How is it that anyone can value their time at 75 cents per hour? Would you ever hire yourself out for any reason for 75 cents per hour? I should hope not. But I’m probably exaggerating slightly. So let’s say that, instead of 0.5 cents per liter, we’ll really save 2 cents per litre, and we’ll halve the waiting time. Now you’re choosing to wait ten minutes so you can keep a whole dollar in your pocket. If you own a vehicle, a dollar a week probably isn’t that much to you. Think about it for a minute. Which would you choose? $52 a year or nearly 9 hours of free time (assuming the 10 minute wait)? Of course, you’ll say those ten minutes you save cannot be condensed into one free day from work, and you would of course be right. But those ten minutes…what would you do with those? Maybe you would spend time with your spouse, maybe your kids, hell maybe you’d just take your shoes off and sit on your own front porch or balcony. But – and this is an important but – how often do you ever make a calculation like that? If you’re honest, the answer is probably almost never. Because we’re not trained to think like an economist, we don’t think like one. Instead, we strive to save money where we can, often in exchange for ridiculous amounts of time. And I am no different (to be fair, I’m not an economist either).
But it is because of this innate price sensitivity we all suffer from that it is nigh impossible for gas stations to collude on pricing. Even if a deal were struck between two gas stations, the gains to be made by abandoning collusion for one station are quite significant when you factor in the extra volume of gas you can sell by undercutting your competitor by half a penny (we expect far greater than 66% of drivers to switch to the lower priced alternative at that point). One of the pricing manager’s main job functions was to be ‘on call’ until 11 pm every evening simply to coordinate prices for all of his stations around the city and its environs to avoid any price discrepancies among them.

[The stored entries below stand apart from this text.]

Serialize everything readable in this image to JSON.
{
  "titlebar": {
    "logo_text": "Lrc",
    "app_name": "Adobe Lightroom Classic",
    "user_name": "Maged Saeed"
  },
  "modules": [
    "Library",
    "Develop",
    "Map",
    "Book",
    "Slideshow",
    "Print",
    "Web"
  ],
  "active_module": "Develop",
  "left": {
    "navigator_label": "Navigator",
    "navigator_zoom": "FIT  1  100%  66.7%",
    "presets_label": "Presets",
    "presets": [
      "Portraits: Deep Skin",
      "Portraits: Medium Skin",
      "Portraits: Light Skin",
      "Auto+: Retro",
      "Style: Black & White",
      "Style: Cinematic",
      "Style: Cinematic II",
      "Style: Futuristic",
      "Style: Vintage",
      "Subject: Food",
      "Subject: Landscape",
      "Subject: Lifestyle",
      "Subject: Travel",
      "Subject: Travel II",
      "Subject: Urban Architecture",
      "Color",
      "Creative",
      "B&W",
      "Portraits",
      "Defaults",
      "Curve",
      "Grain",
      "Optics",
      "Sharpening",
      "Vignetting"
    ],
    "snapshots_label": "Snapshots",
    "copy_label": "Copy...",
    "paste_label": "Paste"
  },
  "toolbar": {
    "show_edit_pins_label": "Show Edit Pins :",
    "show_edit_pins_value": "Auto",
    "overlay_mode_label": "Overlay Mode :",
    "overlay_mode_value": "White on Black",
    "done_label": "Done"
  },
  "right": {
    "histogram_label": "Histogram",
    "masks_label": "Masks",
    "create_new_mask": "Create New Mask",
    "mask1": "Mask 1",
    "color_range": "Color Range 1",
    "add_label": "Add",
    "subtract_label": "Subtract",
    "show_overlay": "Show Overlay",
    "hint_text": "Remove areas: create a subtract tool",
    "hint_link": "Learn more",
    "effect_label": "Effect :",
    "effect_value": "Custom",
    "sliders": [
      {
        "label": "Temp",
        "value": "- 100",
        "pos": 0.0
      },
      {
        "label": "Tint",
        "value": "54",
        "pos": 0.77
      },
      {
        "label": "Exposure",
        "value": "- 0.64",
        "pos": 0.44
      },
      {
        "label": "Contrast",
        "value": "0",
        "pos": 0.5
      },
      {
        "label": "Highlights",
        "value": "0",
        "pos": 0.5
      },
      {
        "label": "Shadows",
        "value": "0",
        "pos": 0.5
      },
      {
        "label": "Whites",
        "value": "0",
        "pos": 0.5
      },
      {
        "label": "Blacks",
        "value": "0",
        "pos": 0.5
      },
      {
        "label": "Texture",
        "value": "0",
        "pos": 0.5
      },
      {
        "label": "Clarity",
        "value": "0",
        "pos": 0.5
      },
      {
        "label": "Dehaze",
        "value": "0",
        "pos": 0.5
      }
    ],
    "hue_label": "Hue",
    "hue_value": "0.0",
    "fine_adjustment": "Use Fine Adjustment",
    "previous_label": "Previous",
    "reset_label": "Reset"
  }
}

Of course this isn’t the whole story – there are many other reasons collusion is impossible, chief among them the threat of government intervention (three studies in Canada in the last ten or so years all found no collusion). The manager we spoke with isn’t even allowed to so much as golf with anyone from a competing oil company.
Perhaps our price sensitivity is fueled by our outrage that gas prices should be so high. In the end, it doesn’t really matter. The supply and value chains of pulling a barrel of crude out of the ground and turning it into gasoline are very complex. I could go into more detail, but suffice it to say that there is pretty intense competition at each transaction level. The bottom line for retailers is that margins are low on their end product, which is why they charge exorbitant prices for bottled water and salty snacks at gas stations – it is all about getting us in the door, and it is quite obvious that we will go wherever the signs tell us that prices are lowest, even if it means a more expensive cola.
The point of all this? Well, when you’re thinking about saving money, think about how you’re spending your time (a very finite resource). Make sure it is making you happy. Imagine what you could do instead of driving across town to save $10 on an ipod, and then ask yourself, which would I rather have: $10 or an hour with my honey?